7| Bir Takım Olcay Mevzuları
Can: lan bi sakin ol
sakin sakin söyle
dinliyorum
Lodos: GSLŞBA
GLİBA
GALİBA
Can: galibaaa
Lodos: YSMKUYI
YANKIYI
Can: nolmuş yankıya
Lodos: BULDUM
45 Dakika Önce
Havuz kenarında hem güneşlenip hem de telefonumla ilgileniyordum. Sabah haberini girmiş, kahvaltımı yapmış ardından da hazırlanıp otelin havuzuna gelmiştim. Güzelce güneş kremimi sürüp uzandığım sırada tam karşımdaki masada oturan Güney'le göz göze geldim. O sırıtarak elindeki birasını havaya kaldırırken bende aynı onun gibi sırıtıp orta parmağımı kaldırdım. Tekrar bakma gereği duymadan başımı telefonuma indirdim. Rakip magazin sayfalarında geziyordum. Hiçbirinde yeni bir haber görememiştim, hepsi benim önceden paylaştığım haberler veya bilgim dahilinde olan şeylerdi. Henüz hiçbir magazin sayfası beni geçememişti.
Keyifle meyve suyumdan bir yudum alıp kendi sayfama yeni bir haber girdim. Bu aralar takipçi sayım artıştaydı, herkesin benden Yankı'ya dair bir haber beklentisi vardı. Üzgünüm ki bir süre daha Yankı haberi gelemeyecekti. Postacı güvercin 4 sağ olsun...
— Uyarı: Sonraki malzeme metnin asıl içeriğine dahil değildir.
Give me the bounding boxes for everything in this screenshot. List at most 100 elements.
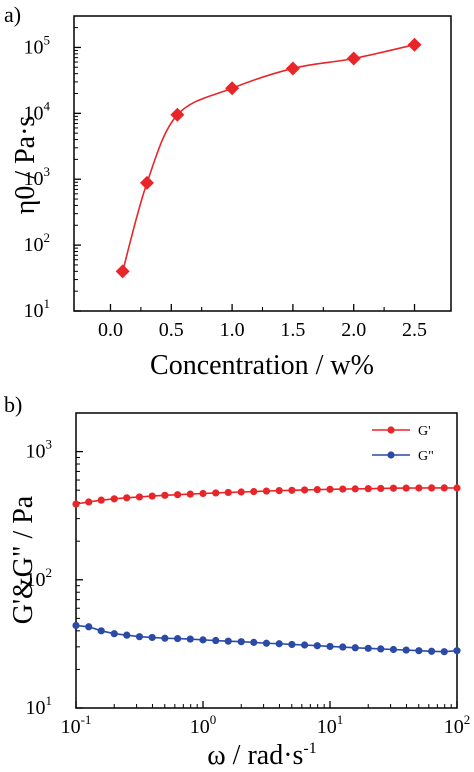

Güneş gözlüğümü düzelttiğim sırada gözlerim artık yalnız olmayan Güney'e değindi. Masasına iki adam daha gelmişti. Arkadaşı olduğunu düşündüğüm kişilerde gözlerimi gezdirdim. Esmer olan neredeyse Güney'in boylarında duruyordu. Üstsüz olduğu için esmer teninde parlayan baklavalarını oldukça rahat görebiliyordum. Üzgünüm esmer adam Güney'in vücudunu daha çok beğeniyorum, bizimle değilsin.
Kumral olan ise biraz daha kısaydı onlardan. Boyu bana yakın gibiydi, gözleri ela veya yeşildi tam olarak göremiyordum ayrıca onlara kıyasla daha genç duruyordu. Gözüme takılan bir diğer ayrıntıysa kollarındaki belirgin damarlardı.
Ne kadar zamandır onları inceliyordum bilmiyorum ama Güney dahil üçünün de bana baktığını fark ettiğimde irkilip gözlerimi kaçırdım. Oturduğum yerden bile Güney'in yüksek volümlü kahkahasını duyabiliyordum. Eline koz vermiş olmak çok canımı sıkmıştı.
Oflayarak telefonumun ekranını kapatıp yanımdaki küçük masanın üzerine bıraktığım kitabımı elime aldım. Kayan güneş gözlüğümü düzeltip kitabıma yöneldim. Kısa kollu tişörtümü arada havalandırıyordum, hava aşırı sıcaktı ama henüz tişörtümü çıkartmak istemiyordum. Nedense her an Güney'in bakışlarını üzerimde hissediyordum ve tişörtümü çıkardığımda utanacaktım.
Normalde utanmazdım, ama o adamın bakışları yanaklarımın kızarmasına sebep oluyordu.
Yarım saat kadar kitabımı okuduktan sonra telefonuma gelen mesajla kitabı bırakıp telefonumu aldım. Kişisel Instagram hesabıma takip isteği gelmişti.
guneysarac sizi takip etmek istiyor.
Başımı kaldırıp ona baktığımda telefonuyla ilgilendiğini gördüm. Hesabımı nereden bulduğunu sorgulamadan takip isteğini kabul ettim. Hesabı herkese açıktı ama stalklama gereği duymadım. Birkaç saniye içinde bir bildirim daha geldi.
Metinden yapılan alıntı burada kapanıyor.